Oggi, per esempio, il dibattito sull’Europa e sulla sovranità dovrebbe vederlo al centro della riflessione avendo dedicato al tema buona parte dei suoi interessi. Ricordiamo, ad esempio, il suo intervento sul Trattato di pace che il filosofo denunciò come un’offesa all’Italia nello sbigottito e vile silenzio della nuova classe dirigente repubblicana. In quel memorabile e coraggioso discorso, certamente il più coinvolgente tra i moltissimi pronunciati, Croce, il 24 luglio 1947, davanti all’Assemblea costituente, disse: «Noi italiani abbiamo perduto una guerra, e l’abbiamo perduta tutti, anche coloro che l’hanno deprecata con ogni potere, anche coloro che sono stati perseguitati dal regime che l’ha dichiarato, anche coloro che sono morti per l’opposizione a questo regime, consapevoli come eravamo tutti che la guerra sciagurata, impegnando la nostra patria, impegnava anche noi, senza eccezioni, noi che non possiamo distaccarci dal bene e dal male della nostra patria, né dalle sue vittorie né dalle sue sconfitte. Ciò è evidente»

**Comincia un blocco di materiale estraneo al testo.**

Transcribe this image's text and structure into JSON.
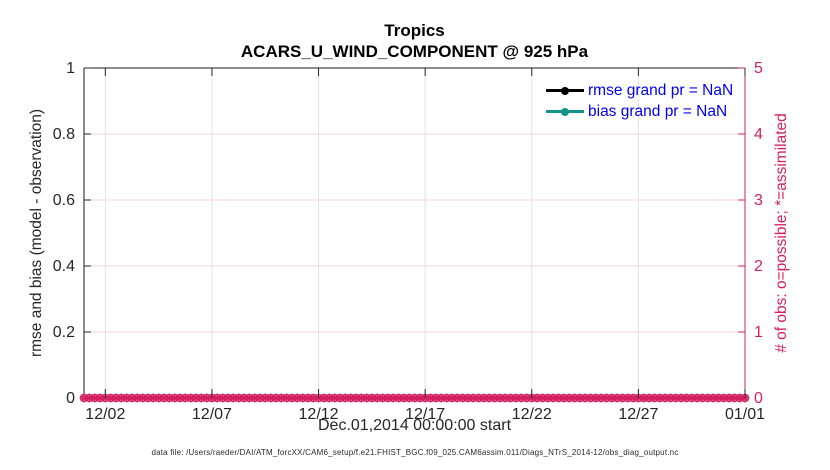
{
  "figure": {
    "background": "#ffffff",
    "footer": "data file: /Users/raeder/DAI/ATM_forcXX/CAM6_setup/f.e21.FHIST_BGC.f09_025.CAM6assim.011/Diags_NTrS_2014-12/obs_diag_output.nc"
  },
  "chart_data": {
    "type": "line",
    "title": "Tropics",
    "subtitle": "ACARS_U_WIND_COMPONENT @ 925 hPa",
    "xlabel": "Dec.01,2014 00:00:00 start",
    "axis_color": "#1a1a1a",
    "tick_label_color": "#262626",
    "x_axis": {
      "epoch_label": "Dec.01,2014 00:00:00",
      "lim_days": [
        0,
        31
      ],
      "tick_days": [
        1,
        6,
        11,
        16,
        21,
        26,
        31
      ],
      "tick_labels": [
        "12/02",
        "12/07",
        "12/12",
        "12/17",
        "12/22",
        "12/27",
        "01/01"
      ],
      "grid_color": "#e2e2e2"
    },
    "left_axis": {
      "label": "rmse and bias (model - observation)",
      "lim": [
        0,
        1
      ],
      "tick_values": [
        0,
        0.2,
        0.4,
        0.6,
        0.8,
        1
      ],
      "tick_labels": [
        "0",
        "0.2",
        "0.4",
        "0.6",
        "0.8",
        "1"
      ],
      "color": "#262626",
      "grid_color": "#f5d3df"
    },
    "right_axis": {
      "label": "# of obs: o=possible; *=assimilated",
      "lim": [
        0,
        5
      ],
      "tick_values": [
        0,
        1,
        2,
        3,
        4,
        5
      ],
      "tick_labels": [
        "0",
        "1",
        "2",
        "3",
        "4",
        "5"
      ],
      "color": "#d41f60"
    },
    "series": [
      {
        "name": "rmse",
        "legend_label": "rmse grand pr = NaN",
        "color": "#000000",
        "marker": "filled-circle",
        "grand_pr": "NaN",
        "values": []
      },
      {
        "name": "bias",
        "legend_label": "bias grand pr = NaN",
        "color": "#12948a",
        "marker": "filled-circle",
        "grand_pr": "NaN",
        "values": []
      }
    ],
    "legend": {
      "text_color": "#0000ee",
      "box": false,
      "position": "top-right"
    },
    "obs_counts": {
      "color": "#d41f60",
      "marker_possible": "o",
      "marker_assimilated": "*",
      "times_days": {
        "start": 0,
        "end": 31,
        "step": 0.25
      },
      "possible_count": 0,
      "assimilated_count": 0
    },
    "grid": true
  }
}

Non per tutti era pacifico ed evidente, come si sa. Se così fosse stato la pacificazione nazionale sarebbe stato il naturale come auspicava Croce punto d’incontro di tutte le forze politiche che per oltre mezzo secolo (ed ancora oggi) non si sa-
rebbero combattute al punto di perdere di vista il perseguimento del bene comune a cui pure il filosofo aspirava riconoscendo nelle degenerazioni del partitismo il punto di non ritorno di un Paese lacerato. A chi gli rimproverava una certa accondiscendenza nei confronti di Togliatti, proconsole di Stalin, Croce, al tempo del governo di Salerno, ne riconosceva la «necessità» ancorché mitigata dalla diffidenza ricambiata da parte dei comunisti che lo volevano morto alla stessa stregua di Gentile, tolto di mezzo nell’aprile 1944, ed il cui assassinio, come ricorda Desiderio, il «Migliore» rivendicò senza riserve. Ma il rapporto con i comunisti fu breve ed insoddisfacente. Il filosofo della libertà non poteva convivere con chi sosteneva un’ideologia nel cui nome commetteva crimini di indescrivibile brutalità. Le strade si separarono per non incontrarsi mai più. L’impegno politico e filosofico di Croce nel dopoguerra fu quasi del tutto rivolto alla critica al potere fondata sulla difesa dei diritti della persona e nell’inalienabile aspirazione alla libertà dei popoli. Al fondo della sua vita pubblica e privata, come si desume dalla biografia di Desiderio, Croce emerge come «l’italiano della verità», oppositore di tutti i totalitarismi, che ha in sé il «senso vivente della moderna storia italiana».
Per quanto si possa non dirsi crociani, parafrasando un celebre scritto del filosofo, è altrettanto impossibile da lui prescindere nel decifrare il nostro tempo, ma ancor più le avventure dello spirito che ha animato nel nostro inquieto Novecento.